Pyrola grandiflora (commonly known as Arctic wintergreen or largeflowered wintergreen, is a hardy perennial evergreen subshrub in the family Ericaceae. It is widely distributed in the Northern Hemisphere from temperate to tundra-like climates.

==Taxonomy==
According to A. E. Porsild in 1939, there are three recognized varieties of Pyrola grandiflora that includes var. canadensis, var. gormanii, and var. grandiflora which slightly differ in terms of leaf and floral morphology, fragrance, and habitat. For example, P. canadensis Andres are found in the southern lowlands and are taller and often have smaller flowers than normal.

==Distribution==
Pyrola grandiflora is found throughout the Northern Hemisphere and is circumpolar including places: Greenland, Canada, United States, Alaska, Yukon, Northwest Territories Islands, Continental Northwest Territories, Nunavut Islands, Continental Nunavut, Northern Quebec, Eurasia, and the Arctic.

==Habitat and ecology==
According to the Köppen climate classification, Pyrola grandiflora grows in certain types of climates: hemiboreal, taiga, and tundra found in the North Hemisphere or circumpolar. This perennial subshrub is able to grow on numerous substrates (surface in which an organism grows) on alpine tundra, heathlands, coniferous forests, boreal forests (taiga), woodlands, slopes, ridges, dry meadows, stony places and imperfectly drained moist or dry areas. Additionally, on humus in shrubby tundra, it is able to grow along with Vaccinium uliginosum, Salix alaxensis, Betula glandulosa. Flowering season is often between April and June.

==Morphology==
According to the United States Department of Agriculture (USDA), individuals of this species are considered to be a type of subshrub that grows under 0.5 meters never reaching one meter at maturity.
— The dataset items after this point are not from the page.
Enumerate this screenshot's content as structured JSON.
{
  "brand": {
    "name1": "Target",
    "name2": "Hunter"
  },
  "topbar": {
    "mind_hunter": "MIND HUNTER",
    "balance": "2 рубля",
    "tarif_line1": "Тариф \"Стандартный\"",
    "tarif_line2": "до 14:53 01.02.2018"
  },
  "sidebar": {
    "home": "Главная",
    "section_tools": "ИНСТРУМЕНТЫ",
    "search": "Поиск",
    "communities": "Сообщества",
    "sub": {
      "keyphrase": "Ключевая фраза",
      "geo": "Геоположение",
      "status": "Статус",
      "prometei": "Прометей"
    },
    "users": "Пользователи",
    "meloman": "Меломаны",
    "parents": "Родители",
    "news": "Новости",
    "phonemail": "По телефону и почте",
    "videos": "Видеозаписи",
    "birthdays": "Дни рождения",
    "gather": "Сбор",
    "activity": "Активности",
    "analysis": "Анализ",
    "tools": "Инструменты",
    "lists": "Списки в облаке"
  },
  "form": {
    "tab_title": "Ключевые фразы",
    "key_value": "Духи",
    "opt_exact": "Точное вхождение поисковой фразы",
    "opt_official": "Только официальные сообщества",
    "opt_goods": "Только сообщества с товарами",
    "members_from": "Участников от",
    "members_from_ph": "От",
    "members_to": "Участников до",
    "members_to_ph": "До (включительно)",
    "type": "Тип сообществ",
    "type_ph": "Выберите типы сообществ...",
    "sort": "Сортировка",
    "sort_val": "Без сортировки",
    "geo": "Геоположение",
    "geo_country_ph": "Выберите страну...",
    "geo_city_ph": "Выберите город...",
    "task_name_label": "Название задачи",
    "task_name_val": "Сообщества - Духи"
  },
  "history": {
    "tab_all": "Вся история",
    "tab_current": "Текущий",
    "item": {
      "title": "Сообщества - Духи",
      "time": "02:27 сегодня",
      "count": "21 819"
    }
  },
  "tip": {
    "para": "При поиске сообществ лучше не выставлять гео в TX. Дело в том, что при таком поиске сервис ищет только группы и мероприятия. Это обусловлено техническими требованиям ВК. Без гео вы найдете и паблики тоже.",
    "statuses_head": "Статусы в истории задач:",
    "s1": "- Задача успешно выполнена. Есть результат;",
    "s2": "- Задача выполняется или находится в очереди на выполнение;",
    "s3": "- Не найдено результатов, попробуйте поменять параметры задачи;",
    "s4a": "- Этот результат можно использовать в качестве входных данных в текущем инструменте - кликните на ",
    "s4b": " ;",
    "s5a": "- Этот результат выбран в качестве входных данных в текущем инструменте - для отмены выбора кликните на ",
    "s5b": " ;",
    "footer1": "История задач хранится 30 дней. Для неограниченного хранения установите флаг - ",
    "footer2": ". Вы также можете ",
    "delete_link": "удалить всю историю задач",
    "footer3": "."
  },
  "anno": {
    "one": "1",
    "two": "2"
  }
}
The plant reaches heights of 3–25 cm with simple leaves that are basal and long-petioled.

===Leaf morphology===
The leaves can be described as having pinnate venation with obtuse or rounded leaf blade bases, rounded leaf apices, sub-entire blade margins, and glabrous surface. A leaf's abaxial surface is dull, pale and its adaxial surface is shiny, dark green with a leathery feeling upon touch. There is also sometimes white tissue that borders larger veins adaxially. The plant is evergreen and its leaves are persistent throughout all seasons unlike deciduous plants.

===Stem, petioles, and roots===
The stem known as a caudex grows in branches vertically at the ground level or underground. They are short and grow from a slender rhizome. There is a small transition zone between the roots and the basal leaves. It also is composed of a scape with one to two bracts. The petioles are 5–25 mm long, unwinged, flat, glabrous and are attached to the basal leaves or absent with bract leaves on the flowering stem. The root of the large-flowered wintergreen is a taproot.

==Flowers and fruit==
Flowers of Pyrola grandiflora are generally large, composing of long pinkish sepals rather than broad (2–3 mm long and 1–1.5 mm wide) and white greenish white petals suffused with pink along with dark veins. It is usually described having a racemose inflorescence. Pedicels are present, glabrous containing bract leaves 4–8 mm long. Its anthers are yellow containing a long, curved style at maturity with a collar below the stigma which is an important property of this plant. The anthers consist of a creamy yellow to golden yellow thecae and yellow to yellowish brown tubules. Anther size ranges from 1.5–2 mm long. The flower has one style and one stigma per style. The number of stamens on the flowers is often twice the number of petals the flower has.

The flower has a syncarpous gynoecium (fused-carpellate ovary) with 5 carpels and has parietal placentation. Ovules are numerous and small. The small fruit is spherical and dehiscent. Its appearance is red when immature and black/brown when mature, with a glabrous surface. The fruit is 3–6 mm long and wide. A ridge down the center of each carpel can be observed containing seeds. Seeds are 0.5–0.7 mm long. The endosperm is yellowish with a smooth surface.

==Medicinal use==
Although other species of Pyrola such as Pyrola asarifolia have been considered to treat urinary diseases, mouth and throat inflammations, postpartum swelling, hemorrhoids, and insect bites, there have been no studies found that display that Pyrola grandiflora has medicinal properties as well.